Professor at ETH Zurich; Founder and CEO, Verity

Bio

Raffaello D’Andrea is a professor at ETH Zurich, where he founded the Institute for Dynamic Systems and Control. His research focuses on embodied intelligence—the intersection of artificial intelligence, autonomous systems, and the physical world. He is the founder and CEO of Verity, a company that has created a mobile intelligence platform utilizing fleets of fully autonomous drones to eliminate inventory errors, generate actionable operational insights, and close the gap between digital systems and physical operations for global supply chain leaders like IKEA and Maersk.

Previously, D’Andrea co-founded Kiva Systems (now Amazon Robotics), where he architected the mobile robots and motion layer for warehouse logistics. The deployment of the system created at Kiva has since grown to over one million autonomous robots globally. He also co-founded the systems engineering program at Cornell University, where he led four RoboCup world championship teams as the program’s flagship project, and co-founded ROBO Global, creator of the world’s first robotics and AI ETF.

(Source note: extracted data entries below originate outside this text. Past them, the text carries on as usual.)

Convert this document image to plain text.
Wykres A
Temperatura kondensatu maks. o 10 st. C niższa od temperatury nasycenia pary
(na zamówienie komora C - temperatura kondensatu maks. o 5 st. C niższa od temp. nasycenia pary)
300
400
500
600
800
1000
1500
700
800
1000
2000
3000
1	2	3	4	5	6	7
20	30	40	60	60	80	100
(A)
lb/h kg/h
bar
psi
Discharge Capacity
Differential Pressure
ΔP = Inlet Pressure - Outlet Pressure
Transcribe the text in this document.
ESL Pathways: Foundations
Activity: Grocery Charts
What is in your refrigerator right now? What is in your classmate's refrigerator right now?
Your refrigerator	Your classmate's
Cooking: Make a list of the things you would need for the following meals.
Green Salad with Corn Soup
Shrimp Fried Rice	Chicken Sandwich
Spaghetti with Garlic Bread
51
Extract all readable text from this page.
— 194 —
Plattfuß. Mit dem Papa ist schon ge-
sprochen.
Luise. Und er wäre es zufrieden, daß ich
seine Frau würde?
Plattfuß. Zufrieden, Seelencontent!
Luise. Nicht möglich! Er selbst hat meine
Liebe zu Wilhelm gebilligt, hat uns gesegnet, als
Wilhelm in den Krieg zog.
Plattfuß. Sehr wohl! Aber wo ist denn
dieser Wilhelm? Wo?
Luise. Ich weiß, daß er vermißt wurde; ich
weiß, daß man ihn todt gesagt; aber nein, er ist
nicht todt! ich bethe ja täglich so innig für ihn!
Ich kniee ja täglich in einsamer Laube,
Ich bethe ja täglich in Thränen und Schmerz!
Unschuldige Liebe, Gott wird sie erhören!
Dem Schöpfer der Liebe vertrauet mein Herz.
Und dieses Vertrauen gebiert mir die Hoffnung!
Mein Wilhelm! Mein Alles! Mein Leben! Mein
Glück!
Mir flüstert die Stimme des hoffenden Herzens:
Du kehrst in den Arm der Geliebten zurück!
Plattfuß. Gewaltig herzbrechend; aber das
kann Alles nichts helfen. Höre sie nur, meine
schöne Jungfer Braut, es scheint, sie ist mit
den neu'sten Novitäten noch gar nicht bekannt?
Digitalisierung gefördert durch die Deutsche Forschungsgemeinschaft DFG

D’Andrea’s dynamic works are in the permanent collection of the National Gallery of Canada and have been exhibited at the Venice Biennale, and his TED talks on autonomous systems have garnered tens of millions of views. He has been inducted into the US National Academy of Engineering, the National Inventors Hall of Fame, and the Logistics Hall of Fame. His engineering philosophy is anchored in simplicity and robustness—principles that have enabled his systems to operate at global scale. Despite a career building the future of autonomy, he describes himself not as a techno-optimist, but as a technological realist.